Updated: Jun 7
Discrimination And Bias In Hiring And Pay Decisions:
Gender bias at both a conscious and unconscious level is still very much alive around the world.
Although, a study by Harvard Business Review found that women in the US actually rank more highly than men in 12 out of the top 16 leadership qualities – including problem solving, communication skills and innovativeness. Yet women are consistently overlooked by employers, who still tend to view men as being more competent.
Bonuses (Bonus Pay Gap)
Not only are women being short-changed when it comes to hiring decisions and negotiating salaries – we’re also receiving less in performance bonuses. An Australian study by Mercer found that men were receiving up to 35 percent more in performance bonuses than women, despite receiving the same performance rating.

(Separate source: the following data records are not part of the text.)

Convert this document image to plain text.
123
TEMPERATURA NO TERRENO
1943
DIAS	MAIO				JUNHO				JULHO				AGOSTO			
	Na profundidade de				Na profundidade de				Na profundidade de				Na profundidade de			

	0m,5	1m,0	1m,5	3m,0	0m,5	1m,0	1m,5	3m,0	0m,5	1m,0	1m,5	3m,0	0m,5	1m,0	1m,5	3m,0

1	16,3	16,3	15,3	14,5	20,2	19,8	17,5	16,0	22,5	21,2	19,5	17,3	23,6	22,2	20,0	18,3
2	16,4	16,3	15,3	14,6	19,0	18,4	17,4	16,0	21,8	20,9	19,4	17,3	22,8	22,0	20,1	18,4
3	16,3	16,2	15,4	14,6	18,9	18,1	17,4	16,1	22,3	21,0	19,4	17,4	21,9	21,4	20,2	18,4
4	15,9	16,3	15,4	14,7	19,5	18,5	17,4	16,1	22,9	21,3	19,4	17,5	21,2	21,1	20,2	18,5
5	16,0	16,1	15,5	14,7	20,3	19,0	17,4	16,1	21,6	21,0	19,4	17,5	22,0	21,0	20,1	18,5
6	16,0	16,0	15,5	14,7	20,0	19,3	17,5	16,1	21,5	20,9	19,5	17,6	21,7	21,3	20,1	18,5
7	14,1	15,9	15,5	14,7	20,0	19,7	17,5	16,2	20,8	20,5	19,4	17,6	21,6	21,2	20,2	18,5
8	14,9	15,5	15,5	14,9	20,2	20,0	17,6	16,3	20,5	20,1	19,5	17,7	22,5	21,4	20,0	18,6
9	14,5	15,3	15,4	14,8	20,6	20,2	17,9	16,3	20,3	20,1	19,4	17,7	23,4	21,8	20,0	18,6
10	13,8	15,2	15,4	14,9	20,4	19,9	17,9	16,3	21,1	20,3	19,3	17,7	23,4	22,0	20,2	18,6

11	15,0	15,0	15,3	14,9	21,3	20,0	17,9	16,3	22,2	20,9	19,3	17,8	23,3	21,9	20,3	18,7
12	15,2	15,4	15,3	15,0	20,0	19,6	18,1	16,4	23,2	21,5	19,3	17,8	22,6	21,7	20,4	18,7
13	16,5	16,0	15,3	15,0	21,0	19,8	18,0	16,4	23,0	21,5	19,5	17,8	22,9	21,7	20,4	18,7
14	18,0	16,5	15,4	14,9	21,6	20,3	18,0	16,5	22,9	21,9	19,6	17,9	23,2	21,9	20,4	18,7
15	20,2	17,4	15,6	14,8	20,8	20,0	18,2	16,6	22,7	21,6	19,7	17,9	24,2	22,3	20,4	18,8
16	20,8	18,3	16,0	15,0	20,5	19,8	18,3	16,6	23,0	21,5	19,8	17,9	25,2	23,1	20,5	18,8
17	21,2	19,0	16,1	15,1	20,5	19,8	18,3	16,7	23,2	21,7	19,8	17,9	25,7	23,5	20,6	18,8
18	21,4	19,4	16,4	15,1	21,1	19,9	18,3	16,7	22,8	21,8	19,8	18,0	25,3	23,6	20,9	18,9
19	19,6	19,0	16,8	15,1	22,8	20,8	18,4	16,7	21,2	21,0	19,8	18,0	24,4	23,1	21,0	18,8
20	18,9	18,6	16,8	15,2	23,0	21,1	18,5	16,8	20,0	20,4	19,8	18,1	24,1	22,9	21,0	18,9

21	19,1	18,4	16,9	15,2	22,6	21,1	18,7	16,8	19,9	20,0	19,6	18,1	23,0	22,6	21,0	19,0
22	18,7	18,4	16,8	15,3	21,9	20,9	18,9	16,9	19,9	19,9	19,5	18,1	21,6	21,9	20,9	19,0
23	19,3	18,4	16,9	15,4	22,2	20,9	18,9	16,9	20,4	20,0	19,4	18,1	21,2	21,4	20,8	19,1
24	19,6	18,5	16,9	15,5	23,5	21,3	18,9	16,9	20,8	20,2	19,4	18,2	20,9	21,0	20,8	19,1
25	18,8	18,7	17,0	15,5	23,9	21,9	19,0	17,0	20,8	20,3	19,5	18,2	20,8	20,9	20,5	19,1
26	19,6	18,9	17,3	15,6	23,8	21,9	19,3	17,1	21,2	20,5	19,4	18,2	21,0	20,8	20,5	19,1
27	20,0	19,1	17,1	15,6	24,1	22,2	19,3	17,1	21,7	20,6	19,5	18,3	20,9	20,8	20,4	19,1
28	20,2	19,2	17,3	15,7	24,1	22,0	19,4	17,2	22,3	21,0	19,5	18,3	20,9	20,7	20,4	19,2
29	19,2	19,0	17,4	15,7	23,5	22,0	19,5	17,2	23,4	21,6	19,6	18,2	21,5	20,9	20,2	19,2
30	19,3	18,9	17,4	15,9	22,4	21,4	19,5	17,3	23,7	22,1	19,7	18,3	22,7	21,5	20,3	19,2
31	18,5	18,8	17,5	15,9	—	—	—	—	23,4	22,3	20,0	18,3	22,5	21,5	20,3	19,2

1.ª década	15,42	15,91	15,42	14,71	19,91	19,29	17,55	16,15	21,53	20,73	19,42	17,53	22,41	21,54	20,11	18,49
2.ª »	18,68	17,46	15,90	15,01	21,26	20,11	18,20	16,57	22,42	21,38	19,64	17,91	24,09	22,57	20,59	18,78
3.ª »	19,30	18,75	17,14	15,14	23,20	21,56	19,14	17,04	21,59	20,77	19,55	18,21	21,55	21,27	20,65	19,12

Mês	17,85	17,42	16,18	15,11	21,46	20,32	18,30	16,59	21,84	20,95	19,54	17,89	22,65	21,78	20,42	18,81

Working In Different Industries, With Female-Dominated Industries Attracting Lower Wages:
Many discuss how women choose to go into lower-paid industries including childcare, social work, teaching and nursing, but few question why these female-dominated industries attract lower wages in the first place.
A study that looked at US census data between 1950 and 2000 found when women entered a previously male-dominated industry, the average salary dropped. These findings led many social scientists to suggest that factors such as gender bias and social pressure not only devalue “women’s work”, but also discourage women from pursuing higher-paid, male-dominated jobs.